In October, I got a call from Yves Berthelot, our Vice Provost for International Affairs. He’d been invited to participate in a Metro Atlanta Chamber of Commerce economic development trip to Brazil, but he was going to be in Singapore at the time. He knew that I had a special interest in Brazil… would I like to go if he picked up the travel expense? Easy decision!
I joined a delegation that included representatives from Atlanta manufacturing companies, software companies, and a law firm. The Chamber had spent a lot of time setting up meetings for all of us, so we wound up with a pretty densely-packed week. This was my fifth trip to Brazil (the second representing Georgia Tech), so I wound up with an entirely-unjustified reputation as an expert on the local business, government, and academic situation.
If you read the papers, you know Brazil is booming. You can read the stats elsewhere: #6 economy in the world (just passed Great Britain). A strong currency. Land area bigger than the lower 48 states. A population equal to ours in 1970. Seemingly boundless natural resources. And, oh, they just struck oil. Enough oil to make them potentially the world’s largest producer (outstripping the Middle East) by mid-century.
And not nearly enough engineers. The whole country only graduates 30,000 engineers per year. They need at least twice that many. They plan to grow engineering matriculation dramatically but—as our friends in Athens are learning—one does not simply walk into creating a new undergraduate engineering program. It’s expensive and time-consuming.
So I was there wearing two hats: One representing all of Georgia Tech, where I mostly talked about education, and one representing EI2, where I mostly talked about collaborative research and innovation policy. There are significant opportunities for us in both areas.
Wearing my education hat, I was pleased to learn about Brazil’s new “Science Without Borders” program: a nationwide scholarship (tuition, travel, and stipend) to send 100,000 STEM undergraduates to universities abroad over the next three years. That’s an amazingly ambitious goal, and it will lead to excellent global connections for the next generation of Brazilian business leaders. Georgia Tech currently only has a few dozen undergraduates from Brazil; SWB should increase that by an order of magnitude.
Wearing my economic development hat, I met with three large companies: Embraer, Vale, and Petrobras. In each case, they’re wrestling with significant technology challenges in areas where Georgia Tech is strong: Advanced materials. Logistics. Simulation. Information security. Or, as a senior executive from Embraer’s R&D division told me, “we’re interested in everything!”
Georgia Tech has a strong history of hosting research collaborations with industrial partners. At Centergy, we have three in the building right now: GE Energy, Panasonic, and a Korean consortium. Is it possible to have similar collaborations with Brazilian companies? Of course. We’ll start small, but the potential is huge.

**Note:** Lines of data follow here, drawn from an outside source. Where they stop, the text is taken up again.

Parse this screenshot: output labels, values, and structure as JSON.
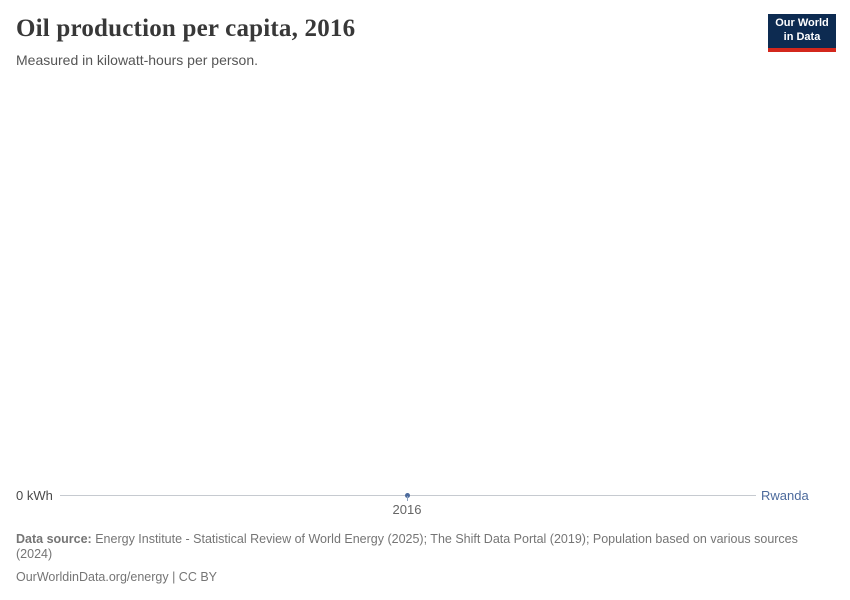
{
  "header": {
    "title": "Oil production per capita, 2016",
    "subtitle": "Measured in kilowatt-hours per person.",
    "logo": {
      "line1": "Our World",
      "line2": "in Data"
    }
  },
  "chart_data": {
    "type": "line",
    "title": "Oil production per capita, 2016",
    "subtitle": "Measured in kilowatt-hours per person.",
    "unit": "kilowatt-hours per person",
    "x": [
      2016
    ],
    "x_tick_labels": [
      "2016"
    ],
    "series": [
      {
        "name": "Rwanda",
        "values": [
          0
        ],
        "color": "#4c6a9c"
      }
    ],
    "y_zero_label": "0 kWh",
    "ylim": [
      0,
      0
    ],
    "xlim": [
      2016,
      2016
    ],
    "grid": false,
    "legend_position": "right-of-axis"
  },
  "footer": {
    "source_label": "Data source:",
    "source_text": " Energy Institute - Statistical Review of World Energy (2025); The Shift Data Portal (2019); Population based on various sources (2024)",
    "link_text": "OurWorldinData.org/energy | CC BY"
  },
  "colors": {
    "series_blue": "#4c6a9c",
    "axis_line_gray": "#c6cad0",
    "logo_navy": "#0d2b51",
    "logo_red": "#d3271c",
    "title_gray": "#383838",
    "footer_gray": "#757575"
  }
}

I also met with representatives from the University of Campinas and the São Paulo state research agency, modeled on the U.S. National Science Foundation. Both Unicamp and FAPESP have a strong focus on commercialization of research… just as we do with VentureLab and I-Corps. We’ve learned a lot that we could share with them. We just have to figure out a way to get paid.

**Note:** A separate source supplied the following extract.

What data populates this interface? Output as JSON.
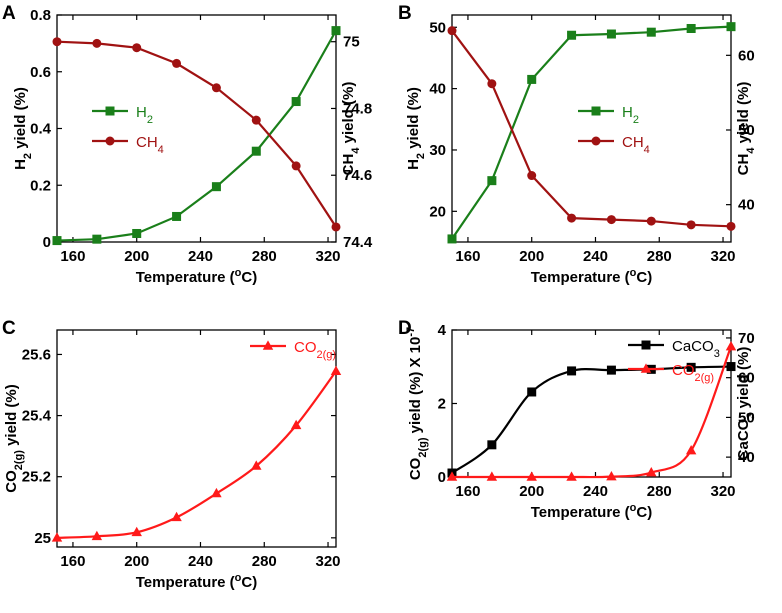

There’s money available. I mentioned that Brazil has struck oil. It’s a lot of oil… But it’s hard to get to. 200 miles offshore and under five miles of salt, rock, and seawater. Just to focus on one of countless details: that’s beyond the round-trip range of helicopters. What does it do to your logistics plan if you now have to stage aviation fuel on your deep-sea oil rig?
To their credit, Brazil has decided not to simply lease the fields to BP and Shell and collect royalties… They’re going to get the oil themselves. That means working backwards from the drill rig through the logistics chain through the universities and all the way back to K-12. They plan to invest $300 billion over the next ten years. (By comparison, in current dollars, that’s equal to THREE Apollo projects.) Think back to what Apollo meant for the U.S. back in the 1960s. Now multiply by three.
That means a lot of engineers. A lot of research. A lot of cross-border collaborations.
And, quite likely, the first 21st-century superpower.
Collaboration between Georgia Tech and Brazil will mature over many years… but the possibilities are endless. They’re in our hemisphere, Delta has non-stops from Atlanta to multiple Brazilian cities, and most U.S. universities are single-mindedly fixated on Asia. We have the potential to be one of the key collaborators for the country’s best companies and universities.
At our last quarterly meeting, David Bridges prepared a map showing all the countries around the world where EI2 has current clients or collaborations. I’m expecting us to add some dots in Brazil soon.
And if you know an undergraduate or high school senior, feel free to pass along my standard advice nowadays: “Study engineering, learn Portuguese, and move to Rio. You won’t regret it!”